Das sich in 25 Minuten in seiner ganzen Pracht entfaltende „Cloud Of Unknowing“ zeigt die Swans der Jetztzeit in einem düsteren, ins Brachiale ausufernden Drone-Gewitter, so wie wir die Band in den letzten Jahren vermehrt auch wieder in konzertanten Stahlbädern erleben durften, im fast halbstündigen Titelsong des Albums wird sich gegen Ende der zweistündigen Intensiv-Beschallung diese rituelle Hypnose-via-atonaler-Zermürbung-Übung noch einmal wiederholen.
„People Like Us“ ist im Swans-Kontext von Chanson-hafter Leichtigkeit und das von Michael Gira’s Frau Jennifer gesungene „When Will I Return“ offenbart nahezu konventionelle Indie-Rock-Qualitäten.
Die von Gira stammenden Textzeilen aus „The World Looks Red/The World Looks Black“ haben Sonic Youth bereits auf ihrem 1983er-Album „Confusion Is Sex“ verbraten, der jeweils musikalische Ansatz ist nicht vergleichbar.

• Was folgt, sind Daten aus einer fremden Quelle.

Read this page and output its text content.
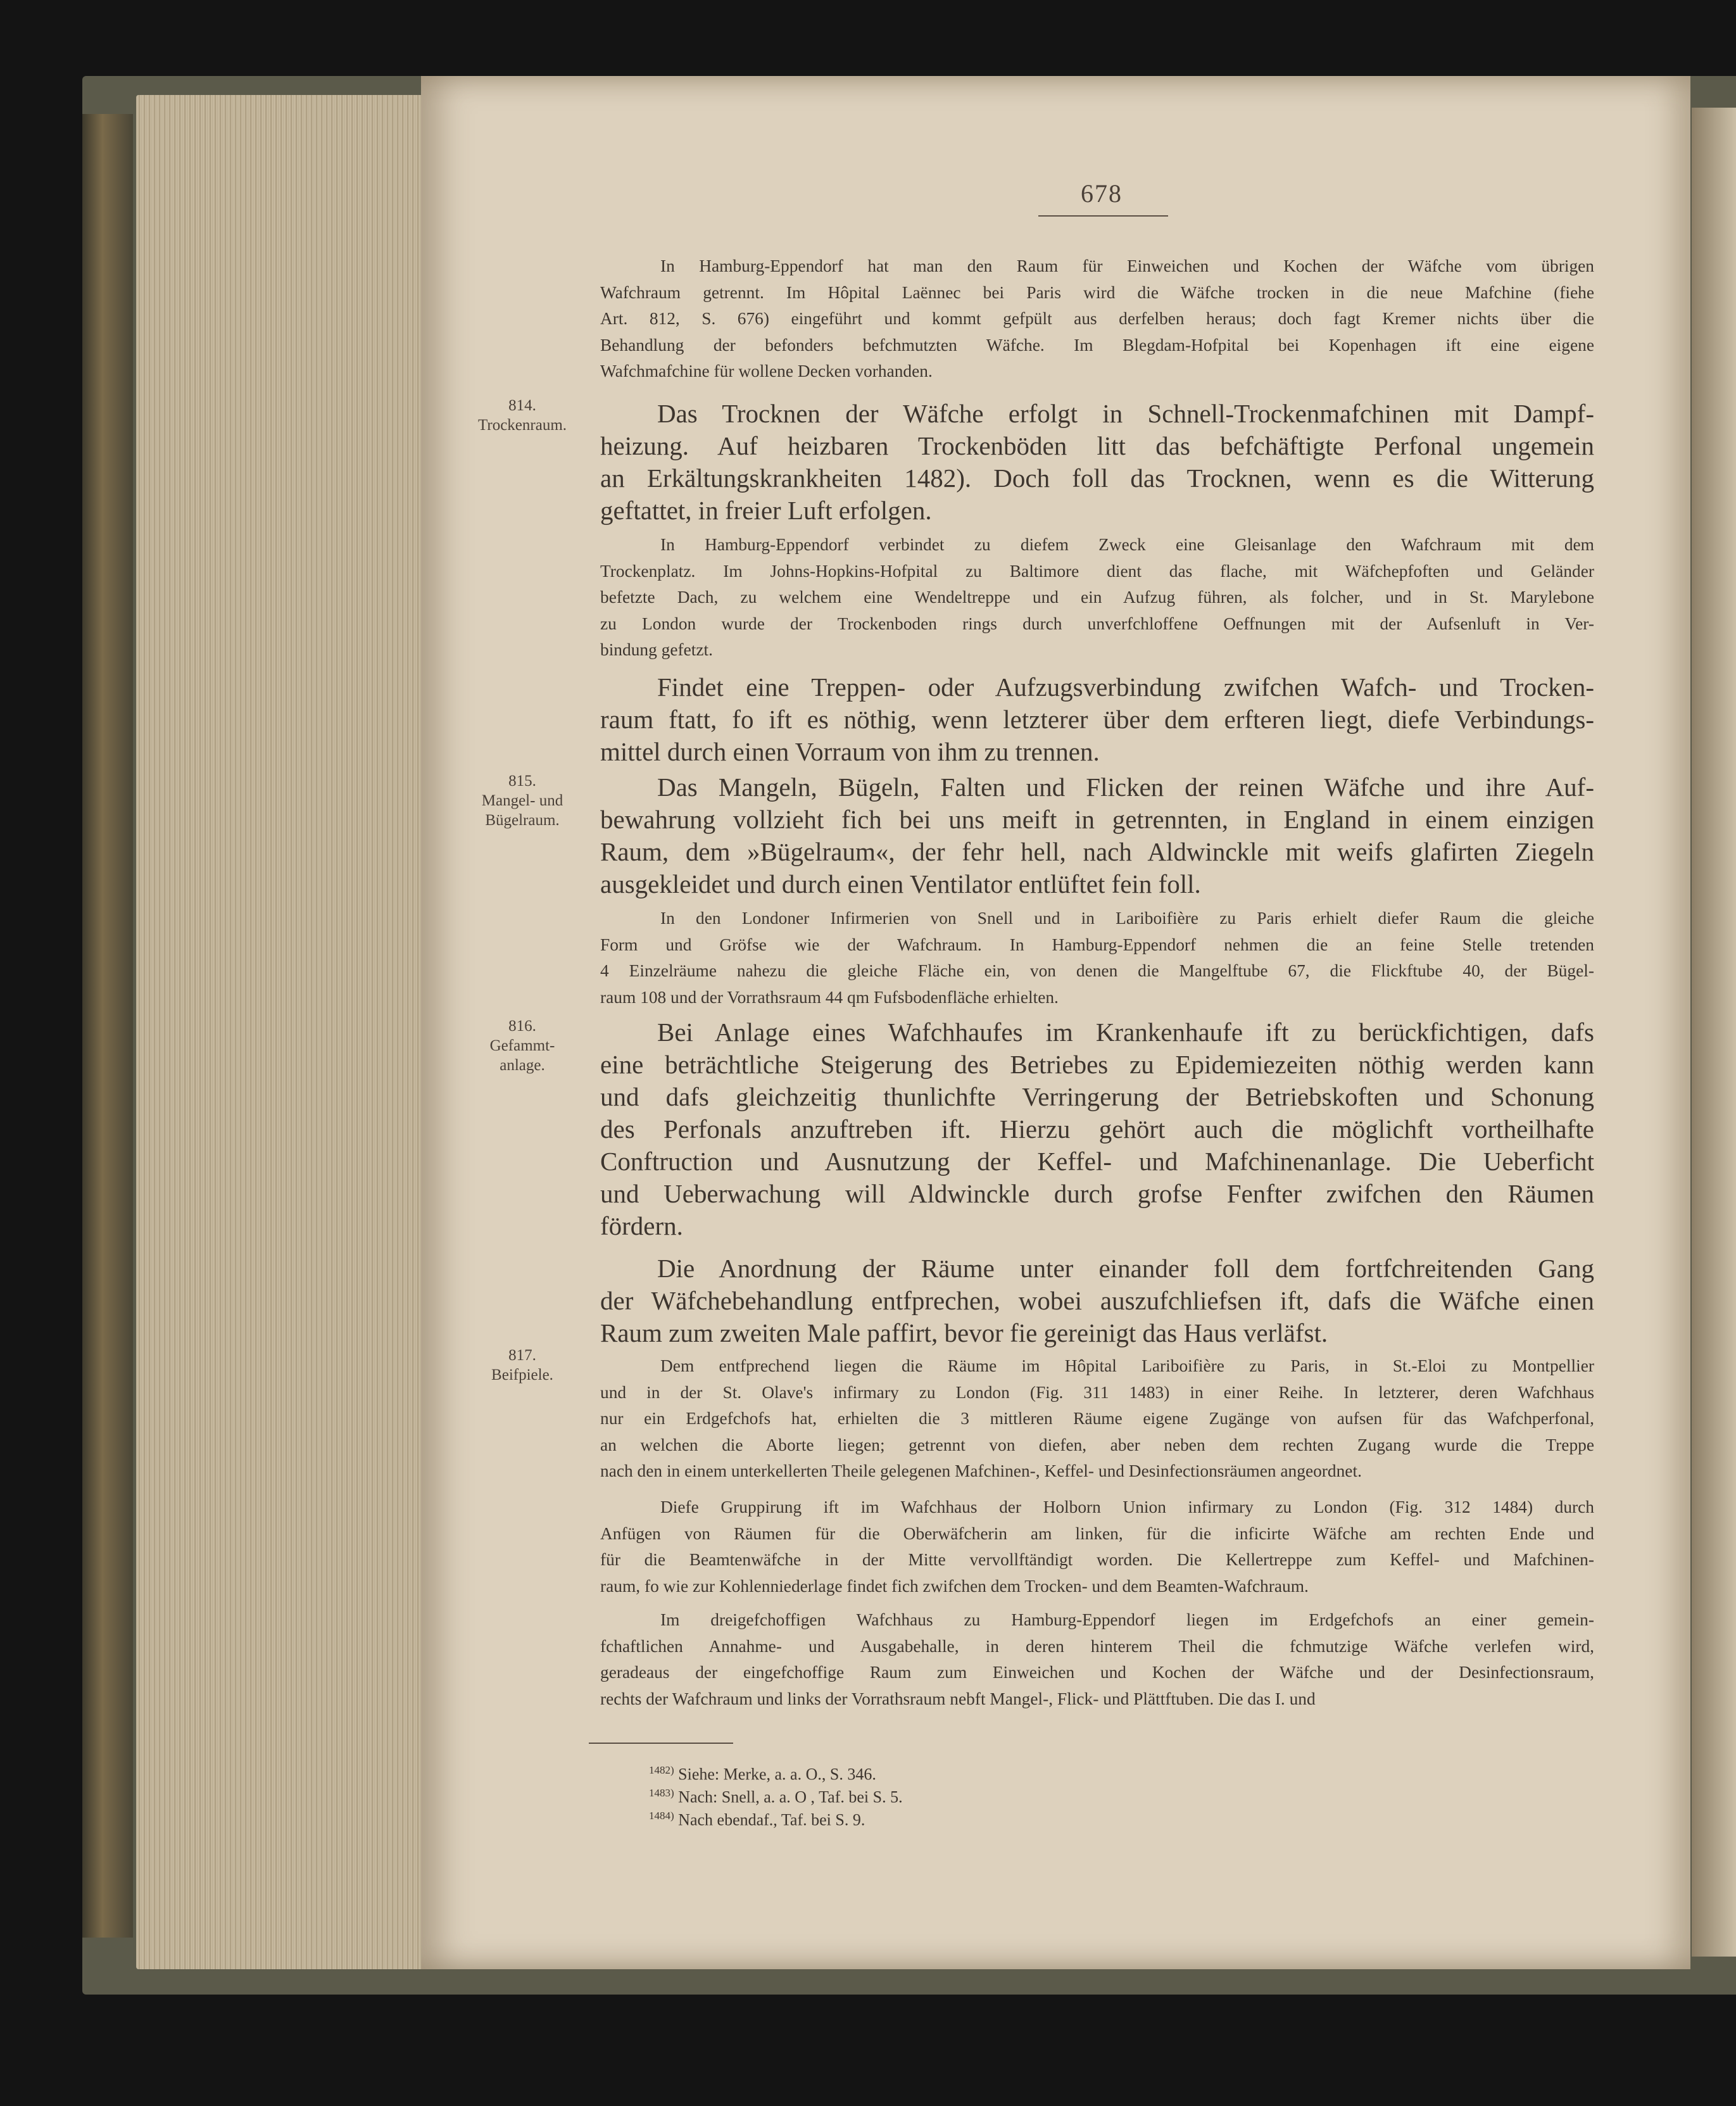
678
814.
Trockenraum.
815.
Mangel- und Bügelraum.
816.
Gefammt- anlage.
817.
Beifpiele.
In Hamburg-Eppendorf hat man den Raum für Einweichen und Kochen der Wäfche vom übrigen
Wafchraum getrennt. Im Hôpital Laënnec bei Paris wird die Wäfche trocken in die neue Mafchine (fiehe
Art. 812, S. 676) eingeführt und kommt gefpült aus derfelben heraus; doch fagt Kremer nichts über die
Behandlung der befonders befchmutzten Wäfche. Im Blegdam-Hofpital bei Kopenhagen ift eine eigene
Wafchmafchine für wollene Decken vorhanden.
Das Trocknen der Wäfche erfolgt in Schnell-Trockenmafchinen mit Dampf-
heizung. Auf heizbaren Trockenböden litt das befchäftigte Perfonal ungemein
an Erkältungskrankheiten 1482). Doch foll das Trocknen, wenn es die Witterung
geftattet, in freier Luft erfolgen.
In Hamburg-Eppendorf verbindet zu diefem Zweck eine Gleisanlage den Wafchraum mit dem
Trockenplatz. Im Johns-Hopkins-Hofpital zu Baltimore dient das flache, mit Wäfchepfoften und Geländer
befetzte Dach, zu welchem eine Wendeltreppe und ein Aufzug führen, als folcher, und in St. Marylebone
zu London wurde der Trockenboden rings durch unverfchloffene Oeffnungen mit der Aufsenluft in Ver-
bindung gefetzt.
Findet eine Treppen- oder Aufzugsverbindung zwifchen Wafch- und Trocken-
raum ftatt, fo ift es nöthig, wenn letzterer über dem erfteren liegt, diefe Verbindungs-
mittel durch einen Vorraum von ihm zu trennen.
Das Mangeln, Bügeln, Falten und Flicken der reinen Wäfche und ihre Auf-
bewahrung vollzieht fich bei uns meift in getrennten, in England in einem einzigen
Raum, dem »Bügelraum«, der fehr hell, nach Aldwinckle mit weifs glafirten Ziegeln
ausgekleidet und durch einen Ventilator entlüftet fein foll.
In den Londoner Infirmerien von Snell und in Lariboifière zu Paris erhielt diefer Raum die gleiche
Form und Gröfse wie der Wafchraum. In Hamburg-Eppendorf nehmen die an feine Stelle tretenden
4 Einzelräume nahezu die gleiche Fläche ein, von denen die Mangelftube 67, die Flickftube 40, der Bügel-
raum 108 und der Vorrathsraum 44 qm Fufsbodenfläche erhielten.
Bei Anlage eines Wafchhaufes im Krankenhaufe ift zu berückfichtigen, dafs
eine beträchtliche Steigerung des Betriebes zu Epidemiezeiten nöthig werden kann
und dafs gleichzeitig thunlichfte Verringerung der Betriebskoften und Schonung
des Perfonals anzuftreben ift. Hierzu gehört auch die möglichft vortheilhafte
Conftruction und Ausnutzung der Keffel- und Mafchinenanlage. Die Ueberficht
und Ueberwachung will Aldwinckle durch grofse Fenfter zwifchen den Räumen
fördern.
Die Anordnung der Räume unter einander foll dem fortfchreitenden Gang
der Wäfchebehandlung entfprechen, wobei auszufchliefsen ift, dafs die Wäfche einen
Raum zum zweiten Male paffirt, bevor fie gereinigt das Haus verläfst.
Dem entfprechend liegen die Räume im Hôpital Lariboifière zu Paris, in St.-Eloi zu Montpellier
und in der St. Olave's infirmary zu London (Fig. 311 1483) in einer Reihe. In letzterer, deren Wafchhaus
nur ein Erdgefchofs hat, erhielten die 3 mittleren Räume eigene Zugänge von aufsen für das Wafchperfonal,
an welchen die Aborte liegen; getrennt von diefen, aber neben dem rechten Zugang wurde die Treppe
nach den in einem unterkellerten Theile gelegenen Mafchinen-, Keffel- und Desinfectionsräumen angeordnet.
Diefe Gruppirung ift im Wafchhaus der Holborn Union infirmary zu London (Fig. 312 1484) durch
Anfügen von Räumen für die Oberwäfcherin am linken, für die inficirte Wäfche am rechten Ende und
für die Beamtenwäfche in der Mitte vervollftändigt worden. Die Kellertreppe zum Keffel- und Mafchinen-
raum, fo wie zur Kohlenniederlage findet fich zwifchen dem Trocken- und dem Beamten-Wafchraum.
Im dreigefchoffigen Wafchhaus zu Hamburg-Eppendorf liegen im Erdgefchofs an einer gemein-
fchaftlichen Annahme- und Ausgabehalle, in deren hinterem Theil die fchmutzige Wäfche verlefen wird,
geradeaus der eingefchoffige Raum zum Einweichen und Kochen der Wäfche und der Desinfectionsraum,
rechts der Wafchraum und links der Vorrathsraum nebft Mangel-, Flick- und Plättftuben. Die das I. und
$^{1482)}$ Siehe: Merke, a. a. O., S. 346.
$^{1483)}$ Nach: Snell, a. a. O , Taf. bei S. 5.
$^{1484)}$ Nach ebendaf., Taf. bei S. 9.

„The Glowing Man“ enthält alles, was eine exzellente Swans-Platte ausmacht: Den ureigenen hypnotischen Trance-via-Noise-Ansatz, die rituelle Energie in den mäandernden, mitunter brachialen und dunklen Sound-Eruptionen, die Brüche und den freien Fluss, im Atonalen wie im Wohlklang, das charakteristische Songwriting Michael Giras und nicht zuletzt seine Stimme, die die schneidende Anklage des Inquisitors mit dem leidend-verzweifelnden, schmerzverzerrten Aufschrei der Folteropfer Janus-gleich in sich vereint.
Die New Yorker No-Wave-Institution wird im Herbst in einer ausgedehnten Europatournee unterwegs sein, unter anderem gastieren die Swans am 11. November im Münchner Feierwerk. Lärmschutz-Ohrenstöpsel nicht vergessen.
(*****)
schöne Rezension!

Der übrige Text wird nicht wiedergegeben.